RADARTASIK.ID— Langkah pemerintah menahan harga bahan bakar minyak (BBM) bersubsidi hingga akhir 2026 menjadi sinyal kuat upaya menjaga stabilitas ekonomi nasional di tengah ketidakpastian global.
Kebijakan pemerintah tidak menaikkan harga BBM bersubsidi dipandang sebagai strategi untuk meredam dampak fluktuasi harga energi dunia sekaligus melindungi daya beli masyarakat.
Keputusan pemerintah tidak menaikkan harga BBM bersubsidi sebagaimana diungkap Menteri Energi dan Sumber Daya Mineral Bahlil Lahadalia.
Menurut Bahlik, merupakan arahan langsung Presiden Prabowo Subianto.
Baca Juga:Menarik, Rachmat Irianto Buka Suara Soal Persebaya dan Persaingan Persib dengan Persija untuk Perebutan JuaraDewa United Siap Uji Level di Hadapan Persib Bandung, Duel Puncak Panas Tersaji di Banten di Pekan ke-28
Kepastian itu disampaikan usai pertemuan di Istana Negara pada Kamis 16 April 2026, dalam konteks menjaga momentum pemulihan ekonomi.
“Insyaallah stok kita di atas standar minimum, baik itu solar, baik itu bensin, maupun LPG. Insyaallah aman, dan sekali lagi saya katakan bahwa kami sudah bersepakat atas arahan Bapak Presiden, bahwa harga BBM untuk subsidi tidak akan dinaikkan sampai dengan akhir tahun,” kata Bahlil.
Pemerintah menilai, kepastian harga energi menjadi faktor penting bagi pelaku usaha dalam menyusun perencanaan, sekaligus memberi ruang bagi masyarakat untuk mempertahankan konsumsi.

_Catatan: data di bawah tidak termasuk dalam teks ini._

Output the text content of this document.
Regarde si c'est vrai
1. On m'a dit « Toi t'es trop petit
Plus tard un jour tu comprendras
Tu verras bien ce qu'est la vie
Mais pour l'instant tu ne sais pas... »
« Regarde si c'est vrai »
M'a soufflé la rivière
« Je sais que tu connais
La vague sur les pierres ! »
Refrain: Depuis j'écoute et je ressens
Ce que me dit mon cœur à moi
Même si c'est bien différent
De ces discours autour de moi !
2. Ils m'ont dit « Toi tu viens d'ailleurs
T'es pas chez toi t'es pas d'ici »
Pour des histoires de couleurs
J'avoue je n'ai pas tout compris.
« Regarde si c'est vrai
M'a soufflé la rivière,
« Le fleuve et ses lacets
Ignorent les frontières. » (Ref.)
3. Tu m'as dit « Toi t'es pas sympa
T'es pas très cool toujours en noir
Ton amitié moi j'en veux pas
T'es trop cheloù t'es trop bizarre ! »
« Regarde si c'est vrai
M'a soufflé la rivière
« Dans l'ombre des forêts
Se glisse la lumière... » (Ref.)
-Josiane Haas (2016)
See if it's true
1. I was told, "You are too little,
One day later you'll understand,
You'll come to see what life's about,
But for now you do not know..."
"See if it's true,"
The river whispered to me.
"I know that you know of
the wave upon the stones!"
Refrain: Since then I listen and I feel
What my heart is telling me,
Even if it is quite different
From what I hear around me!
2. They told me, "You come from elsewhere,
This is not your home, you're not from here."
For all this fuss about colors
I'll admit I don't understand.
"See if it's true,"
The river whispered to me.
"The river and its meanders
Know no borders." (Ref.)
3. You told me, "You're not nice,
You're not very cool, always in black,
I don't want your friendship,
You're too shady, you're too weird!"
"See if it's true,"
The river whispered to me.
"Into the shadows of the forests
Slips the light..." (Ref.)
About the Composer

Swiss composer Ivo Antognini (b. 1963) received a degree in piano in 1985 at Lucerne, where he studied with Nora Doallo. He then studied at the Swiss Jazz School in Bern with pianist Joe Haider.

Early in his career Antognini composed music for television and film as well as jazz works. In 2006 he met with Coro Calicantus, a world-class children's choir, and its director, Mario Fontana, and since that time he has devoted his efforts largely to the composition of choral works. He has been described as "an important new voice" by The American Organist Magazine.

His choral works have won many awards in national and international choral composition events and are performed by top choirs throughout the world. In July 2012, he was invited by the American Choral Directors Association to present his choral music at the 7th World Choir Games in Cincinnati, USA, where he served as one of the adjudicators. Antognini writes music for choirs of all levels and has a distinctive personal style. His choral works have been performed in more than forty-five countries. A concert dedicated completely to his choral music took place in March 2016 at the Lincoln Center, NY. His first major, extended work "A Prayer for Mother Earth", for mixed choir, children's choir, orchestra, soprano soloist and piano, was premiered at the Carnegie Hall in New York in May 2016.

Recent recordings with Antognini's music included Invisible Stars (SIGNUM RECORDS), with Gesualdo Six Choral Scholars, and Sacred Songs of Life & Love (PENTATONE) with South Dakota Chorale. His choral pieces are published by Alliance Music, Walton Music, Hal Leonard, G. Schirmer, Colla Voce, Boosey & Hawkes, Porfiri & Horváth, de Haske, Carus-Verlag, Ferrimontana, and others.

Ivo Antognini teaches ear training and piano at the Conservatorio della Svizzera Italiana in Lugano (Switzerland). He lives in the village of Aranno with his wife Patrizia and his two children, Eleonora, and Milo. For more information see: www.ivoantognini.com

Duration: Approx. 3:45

Dalam lanskap ekonomi yang masih dibayangi gejolak geopolitik, kebijakan ini diharapkan menjadi bantalan agar aktivitas ekonomi tetap bergerak.
Bahlil menegaskan bahwa ketersediaan energi nasional berada dalam kondisi aman.
Stok BBM, baik solar, bensin, maupun LPG, disebut berada di atas batas minimum.
Dengan kondisi tersebut, pemerintah optimistis kebutuhan masyarakat dapat terpenuhi tanpa gangguan berarti hingga akhir tahun.
Di sisi lain, faktor harga minyak mentah Indonesia atau Indonesian Crude Price (ICP) turut menjadi penopang kebijakan ini.
Baca Juga:Preview Persib vs Dewa United: Persib Waspadai Kebangkitan Dewa United, Ujian Berat Menanti di BantenBobotoh Persib Tersenyum, Selangkah Lagi Bojan Hodak Salip Rekor Indra Thohir yang Sudah Bertahan Lama
Hingga awal tahun, rata-rata ICP masih berada di bawah asumsi dalam Anggaran Pendapatan dan Belanja Negara (APBN), memberikan ruang fiskal yang cukup bagi pemerintah untuk mempertahankan subsidi tanpa membebani keuangan negara secara berlebihan.
Meski demikian, tantangan struktural tetap membayangi.
Konsumsi BBM nasional yang mencapai sekitar 1,6 juta barel per hari masih jauh melampaui produksi domestik yang berada di kisaran 600 ribu barel per hari.
Kesenjangan ini membuat Indonesia tetap bergantung pada impor energi.